The network cache (NC) is shared by all processors in a station and is used to cache data originating from other stations. The cache lines are maintained in DRAM so that very large network caches can be implemented at reasonable cost. The NC should be at least as large as the combined capacities of the secondary caches on the station, and can be made larger. SRAM is used to maintain status and control information of each cache line so that it can be accessed quickly.
The NC serves a number of useful purposes. It acts as a shared tertiary cache for the station, as a target for broadcasts, and as a target for prefetching when the processor does not support prefetching directly into its primary or secondary caches. It also performs a function akin to snooping, which is usually found in bus-based systems. In this section, uses of the NC are described. Section 4 will show the effectiveness of the NC, based on simulations of our NUMAchine prototype.
A read request to non-local memory is always directed to the local NC. If the cache line is present in the NC, then the NC responds with the data. If the NC knows that the cache line is dirty in a secondary cache on the station, it causes the data to be transferred to the requester. Otherwise, the NC sends a read request to the home memory module. When the data arrives from the remote station, it is forwarded to the requesting processor and a copy is kept in the NC. Subsequent read requests for the same cache line by another processor on the station are satisfied by the network cache, avoiding remote memory accesses. In effect, the NC replicates shared data from remote memories into the station. This feature is referred to as the migration effect of the NC.

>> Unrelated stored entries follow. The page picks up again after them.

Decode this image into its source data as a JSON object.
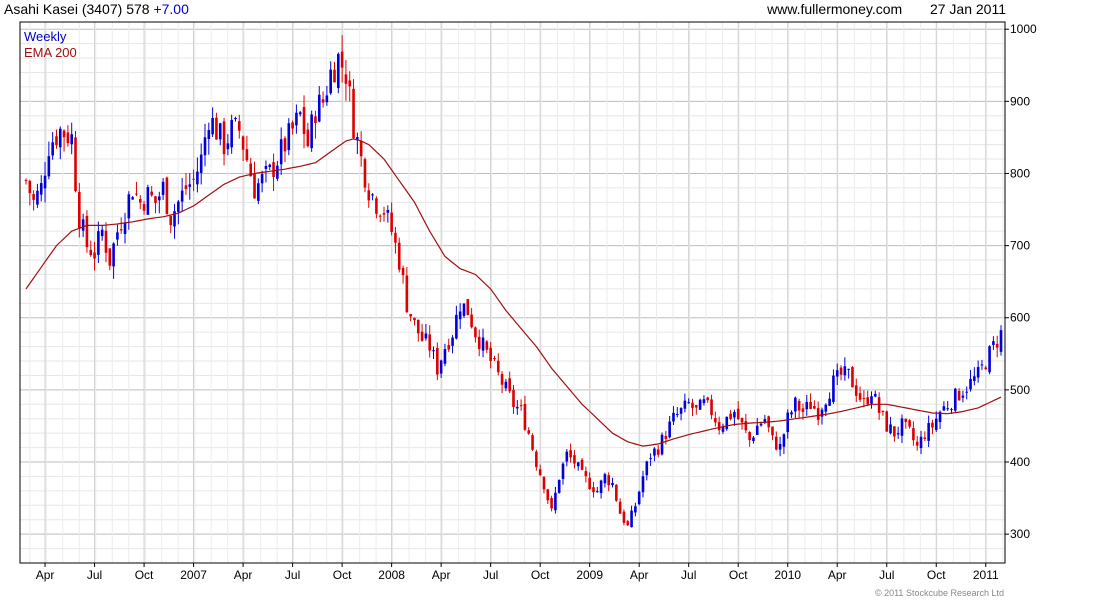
{
  "header": {
    "ticker": "Asahi Kasei (3407)",
    "price": "578",
    "change": "+7.00",
    "website": "www.fullermoney.com",
    "date": "27 Jan 2011"
  },
  "legend": {
    "weekly": "Weekly",
    "ema": "EMA 200"
  },
  "footer": {
    "copyright": "© 2011 Stockcube Research Ltd"
  },
  "colors": {
    "up": "#0000dd",
    "down": "#dd0000",
    "ema": "#a01010",
    "grid": "#d8d8d8"
  },
  "chart_data": {
    "type": "candlestick",
    "ylim": [
      260,
      1010
    ],
    "yticks": [
      300,
      400,
      500,
      600,
      700,
      800,
      900,
      1000
    ],
    "xticks": [
      {
        "label": "Apr",
        "week": 5
      },
      {
        "label": "Jul",
        "week": 18
      },
      {
        "label": "Oct",
        "week": 31
      },
      {
        "label": "2007",
        "week": 44
      },
      {
        "label": "Apr",
        "week": 57
      },
      {
        "label": "Jul",
        "week": 70
      },
      {
        "label": "Oct",
        "week": 83
      },
      {
        "label": "2008",
        "week": 96
      },
      {
        "label": "Apr",
        "week": 109
      },
      {
        "label": "Jul",
        "week": 122
      },
      {
        "label": "Oct",
        "week": 135
      },
      {
        "label": "2009",
        "week": 148
      },
      {
        "label": "Apr",
        "week": 161
      },
      {
        "label": "Jul",
        "week": 174
      },
      {
        "label": "Oct",
        "week": 187
      },
      {
        "label": "2010",
        "week": 200
      },
      {
        "label": "Apr",
        "week": 213
      },
      {
        "label": "Jul",
        "week": 226
      },
      {
        "label": "Oct",
        "week": 239
      },
      {
        "label": "2011",
        "week": 252
      }
    ],
    "close_path": [
      [
        0,
        790
      ],
      [
        2,
        760
      ],
      [
        4,
        780
      ],
      [
        6,
        840
      ],
      [
        9,
        860
      ],
      [
        12,
        850
      ],
      [
        13,
        790
      ],
      [
        14,
        740
      ],
      [
        16,
        700
      ],
      [
        18,
        690
      ],
      [
        20,
        720
      ],
      [
        22,
        680
      ],
      [
        24,
        720
      ],
      [
        26,
        750
      ],
      [
        28,
        780
      ],
      [
        30,
        760
      ],
      [
        32,
        770
      ],
      [
        34,
        760
      ],
      [
        36,
        780
      ],
      [
        38,
        740
      ],
      [
        40,
        760
      ],
      [
        42,
        780
      ],
      [
        44,
        790
      ],
      [
        46,
        820
      ],
      [
        48,
        880
      ],
      [
        50,
        860
      ],
      [
        52,
        840
      ],
      [
        54,
        860
      ],
      [
        56,
        860
      ],
      [
        58,
        820
      ],
      [
        60,
        780
      ],
      [
        62,
        790
      ],
      [
        64,
        800
      ],
      [
        66,
        820
      ],
      [
        68,
        840
      ],
      [
        70,
        860
      ],
      [
        72,
        880
      ],
      [
        74,
        840
      ],
      [
        76,
        890
      ],
      [
        78,
        900
      ],
      [
        80,
        940
      ],
      [
        82,
        960
      ],
      [
        84,
        940
      ],
      [
        86,
        870
      ],
      [
        88,
        820
      ],
      [
        90,
        780
      ],
      [
        92,
        760
      ],
      [
        94,
        750
      ],
      [
        96,
        720
      ],
      [
        98,
        680
      ],
      [
        100,
        620
      ],
      [
        102,
        590
      ],
      [
        104,
        570
      ],
      [
        106,
        560
      ],
      [
        108,
        530
      ],
      [
        110,
        560
      ],
      [
        112,
        580
      ],
      [
        114,
        620
      ],
      [
        116,
        610
      ],
      [
        118,
        580
      ],
      [
        120,
        560
      ],
      [
        122,
        540
      ],
      [
        124,
        520
      ],
      [
        126,
        500
      ],
      [
        128,
        480
      ],
      [
        130,
        470
      ],
      [
        132,
        440
      ],
      [
        134,
        400
      ],
      [
        136,
        370
      ],
      [
        138,
        330
      ],
      [
        140,
        380
      ],
      [
        142,
        410
      ],
      [
        144,
        400
      ],
      [
        146,
        380
      ],
      [
        148,
        370
      ],
      [
        150,
        360
      ],
      [
        152,
        380
      ],
      [
        154,
        370
      ],
      [
        156,
        330
      ],
      [
        158,
        310
      ],
      [
        160,
        340
      ],
      [
        162,
        380
      ],
      [
        164,
        410
      ],
      [
        166,
        420
      ],
      [
        168,
        440
      ],
      [
        170,
        460
      ],
      [
        172,
        470
      ],
      [
        174,
        480
      ],
      [
        176,
        470
      ],
      [
        178,
        480
      ],
      [
        180,
        470
      ],
      [
        182,
        450
      ],
      [
        184,
        460
      ],
      [
        186,
        470
      ],
      [
        188,
        450
      ],
      [
        190,
        430
      ],
      [
        192,
        450
      ],
      [
        194,
        460
      ],
      [
        196,
        430
      ],
      [
        198,
        420
      ],
      [
        200,
        460
      ],
      [
        202,
        480
      ],
      [
        204,
        470
      ],
      [
        206,
        480
      ],
      [
        208,
        470
      ],
      [
        210,
        490
      ],
      [
        212,
        510
      ],
      [
        214,
        520
      ],
      [
        216,
        520
      ],
      [
        218,
        500
      ],
      [
        220,
        480
      ],
      [
        222,
        500
      ],
      [
        224,
        470
      ],
      [
        226,
        450
      ],
      [
        228,
        440
      ],
      [
        230,
        450
      ],
      [
        232,
        440
      ],
      [
        234,
        420
      ],
      [
        236,
        440
      ],
      [
        238,
        450
      ],
      [
        240,
        470
      ],
      [
        242,
        480
      ],
      [
        244,
        490
      ],
      [
        246,
        500
      ],
      [
        248,
        510
      ],
      [
        250,
        520
      ],
      [
        252,
        540
      ],
      [
        254,
        560
      ],
      [
        256,
        578
      ]
    ],
    "ema_path": [
      [
        0,
        640
      ],
      [
        4,
        670
      ],
      [
        8,
        700
      ],
      [
        12,
        720
      ],
      [
        16,
        728
      ],
      [
        20,
        728
      ],
      [
        24,
        730
      ],
      [
        28,
        733
      ],
      [
        32,
        737
      ],
      [
        36,
        740
      ],
      [
        40,
        745
      ],
      [
        44,
        755
      ],
      [
        48,
        770
      ],
      [
        52,
        785
      ],
      [
        56,
        795
      ],
      [
        60,
        800
      ],
      [
        64,
        803
      ],
      [
        68,
        806
      ],
      [
        72,
        810
      ],
      [
        76,
        815
      ],
      [
        80,
        830
      ],
      [
        84,
        845
      ],
      [
        86,
        848
      ],
      [
        88,
        845
      ],
      [
        90,
        840
      ],
      [
        94,
        820
      ],
      [
        98,
        790
      ],
      [
        102,
        760
      ],
      [
        106,
        720
      ],
      [
        110,
        685
      ],
      [
        114,
        668
      ],
      [
        118,
        660
      ],
      [
        122,
        640
      ],
      [
        126,
        610
      ],
      [
        130,
        585
      ],
      [
        134,
        560
      ],
      [
        138,
        530
      ],
      [
        142,
        505
      ],
      [
        146,
        480
      ],
      [
        150,
        460
      ],
      [
        154,
        440
      ],
      [
        158,
        428
      ],
      [
        162,
        422
      ],
      [
        166,
        425
      ],
      [
        170,
        432
      ],
      [
        174,
        438
      ],
      [
        178,
        443
      ],
      [
        182,
        448
      ],
      [
        186,
        452
      ],
      [
        190,
        454
      ],
      [
        194,
        455
      ],
      [
        198,
        457
      ],
      [
        202,
        460
      ],
      [
        206,
        463
      ],
      [
        210,
        466
      ],
      [
        214,
        470
      ],
      [
        218,
        475
      ],
      [
        222,
        480
      ],
      [
        226,
        480
      ],
      [
        230,
        476
      ],
      [
        234,
        472
      ],
      [
        238,
        468
      ],
      [
        242,
        467
      ],
      [
        246,
        470
      ],
      [
        250,
        475
      ],
      [
        254,
        485
      ],
      [
        256,
        490
      ]
    ],
    "axes": {
      "y_position": "right",
      "grid": true,
      "weeks_total": 257
    }
  }
}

The NC retains shared data that is overwritten in a processor's secondary cache, if the new cache line does not map into the same location in the NC as the cache line that is overwritten. Also, dirty data ejected from a processor's secondary cache due to limited capacity or conflicts is written back into the network cache, but not necessarily to the remote memory. If such data is needed again, it will be available from the network cache. This feature of the NC is referred to as the caching effect.

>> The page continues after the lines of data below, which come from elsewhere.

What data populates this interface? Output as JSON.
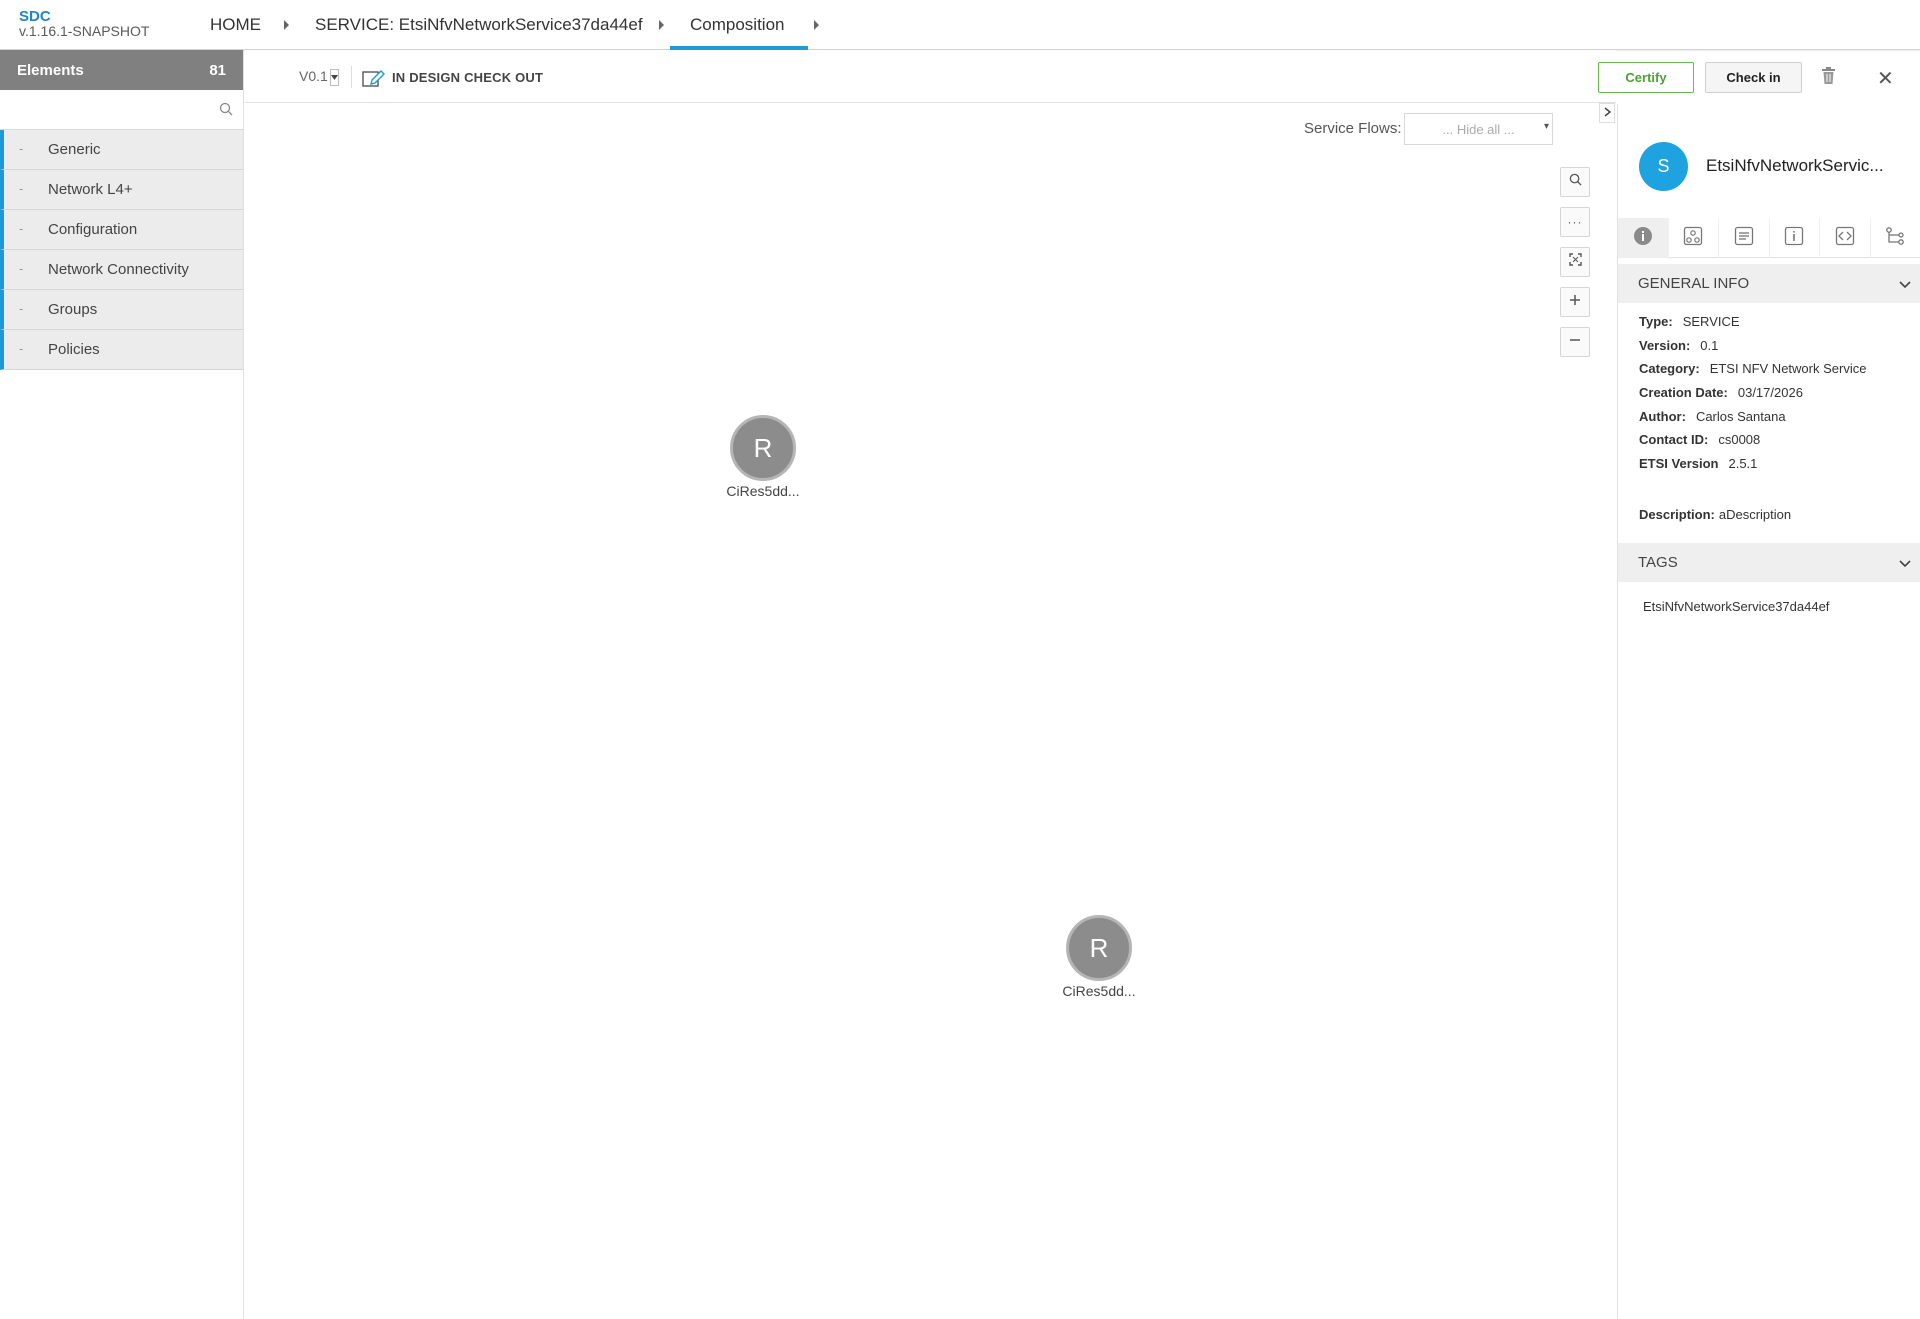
{
  "app": {
    "name": "SDC",
    "version": "v.1.16.1-SNAPSHOT"
  },
  "breadcrumb": {
    "home": "HOME",
    "service": "SERVICE: EtsiNfvNetworkService37da44ef",
    "current": "Composition"
  },
  "palette": {
    "title": "Elements",
    "count": "81",
    "search_placeholder": "",
    "categories": [
      {
        "dash": "-",
        "label": "Generic"
      },
      {
        "dash": "-",
        "label": "Network L4+"
      },
      {
        "dash": "-",
        "label": "Configuration"
      },
      {
        "dash": "-",
        "label": "Network Connectivity"
      },
      {
        "dash": "-",
        "label": "Groups"
      },
      {
        "dash": "-",
        "label": "Policies"
      }
    ]
  },
  "toolbar": {
    "version": "V0.1",
    "status": "IN DESIGN CHECK OUT",
    "certify_label": "Certify",
    "checkin_label": "Check in",
    "close_glyph": "✕"
  },
  "canvas": {
    "service_flows_label": "Service Flows:",
    "service_flows_value": "... Hide all ...",
    "zoom_controls": [
      "search-icon",
      "more-icon",
      "fit-icon",
      "plus-icon",
      "minus-icon"
    ],
    "nodes": [
      {
        "letter": "R",
        "label": "CiRes5dd..."
      },
      {
        "letter": "R",
        "label": "CiRes5dd..."
      }
    ]
  },
  "right_panel": {
    "avatar_letter": "S",
    "title": "EtsiNfvNetworkServic...",
    "tabs": [
      "info-icon",
      "composition-icon",
      "artifacts-icon",
      "details-icon",
      "api-icon",
      "paths-icon"
    ],
    "general_info": {
      "heading": "GENERAL INFO",
      "rows": [
        {
          "key": "Type:",
          "value": "SERVICE"
        },
        {
          "key": "Version:",
          "value": "0.1"
        },
        {
          "key": "Category:",
          "value": "ETSI NFV Network Service"
        },
        {
          "key": "Creation Date:",
          "value": "03/17/2026"
        },
        {
          "key": "Author:",
          "value": "Carlos Santana"
        },
        {
          "key": "Contact ID:",
          "value": "cs0008"
        },
        {
          "key": "ETSI Version",
          "value": "2.5.1"
        }
      ],
      "description_key": "Description:",
      "description_value": "aDescription"
    },
    "tags": {
      "heading": "TAGS",
      "items": [
        "EtsiNfvNetworkService37da44ef"
      ]
    }
  },
  "colors": {
    "accent": "#1e9bd7",
    "certify": "#4aa234",
    "palette_header": "#808080",
    "node": "#8c8c8c",
    "avatar": "#1fa3e0"
  }
}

The NC ``combines'' concurrent read requests to the same remote memory location into a single request that propagates through the network to the remote home memory module. This occurs as a direct consequence of locking the location reserved for the desired cache line; subsequent requests for the locked line are negatively acknowledged, forcing the processors to try again. After the response to the initial request arrives, subsequent requests are satisfied by the NC. In this respect, the NC reduces network traffic and alleviates contention at the remote memory module. This feature is referred to as the combining effect of the NC.

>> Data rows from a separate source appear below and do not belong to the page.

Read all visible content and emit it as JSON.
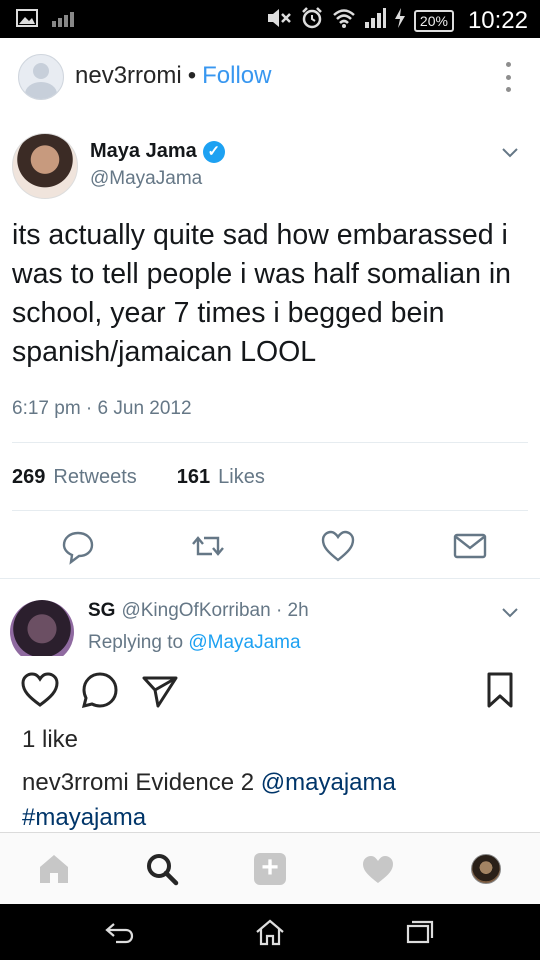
{
  "status_bar": {
    "battery": "20%",
    "time": "10:22"
  },
  "post": {
    "username": "nev3rromi",
    "separator": "•",
    "follow_label": "Follow"
  },
  "tweet": {
    "name": "Maya Jama",
    "handle": "@MayaJama",
    "text": "its actually quite sad how embarassed i was to tell people i was half somalian in school, year 7 times i begged bein spanish/jamaican LOOL",
    "timestamp": "6:17 pm · 6 Jun 2012",
    "retweets_count": "269",
    "retweets_label": "Retweets",
    "likes_count": "161",
    "likes_label": "Likes",
    "reply": {
      "name": "SG",
      "handle": "@KingOfKorriban",
      "time": "· 2h",
      "replying_prefix": "Replying to",
      "replying_to": "@MayaJama"
    }
  },
  "ig": {
    "likes_text": "1 like",
    "caption_user": "nev3rromi",
    "caption_text": "Evidence 2",
    "caption_mention": "@mayajama",
    "caption_hashtag": "#mayajama"
  },
  "icons": {
    "accent_blue": "#3897f0",
    "twitter_blue": "#1da1f2"
  }
}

The NC localizes coherence traffic for cache lines used only within a station but whose home location is in a remote memory module. Such lines exist in either LV or LI states in the NC, and all coherence actions for these lines involve only the NC and not the remote home memory module. For example, assume that a dirty cache line exists in a secondary cache and that its state in the network cache is LI. If another processor on the same station reads this cache line, then the NC determines from its processor mask which processor has the dirty copy and that processor sends the data to both the requesting processor and the NC. The state in the NC now becomes LV. If one of these two processors later requests exclusive access to the same cache line, the line becomes dirty again, and the NC invalidates the other copy. The state of the line in the NC becomes LI. All this is done locally, without having to send any messages to the home memory, which maintains the cache line in the GI state. This feature is referred to as the coherence localization effect of the NC.
The network cache is a convenient target for broadcasts (multicasts). Data produced by one processor, and needed by other processors can be broadcast, to avoid hot-spot contention at memory modules and in the interconnection network. Other possibilities for broadcast targets are less attractive: broadcasting into secondary caches requires complicated hardware on each processor and can eject data in use by the processor; broadcasting into memory modules is impractical for addressing reasons.
The NC can also be used for prefetching data if the processor does not support prefetching directly. Prefetching can be implemented easily as a ``write'' request to a special memory address which causes the hardware to initiate the prefetch . The disadvantage of prefetching into the network cache is that the data is not placed as close as possible to the requesting processor.
The use of the NC obviates the need for snooping on the station bus, saving cost and reducing hardware complexity. A processor can obtain remote data from the NC instead of obtaining it from another processor's secondary cache through snooping. In fact, the NC provides complete snooping functionality. It responds with shared data directly, and causes forwarding of dirty data as explained above. This functionality may not be easy to achieve using snooping, because many modern processors make it difficult to implement a mechanism that allows shared data to be obtained from a secondary cache.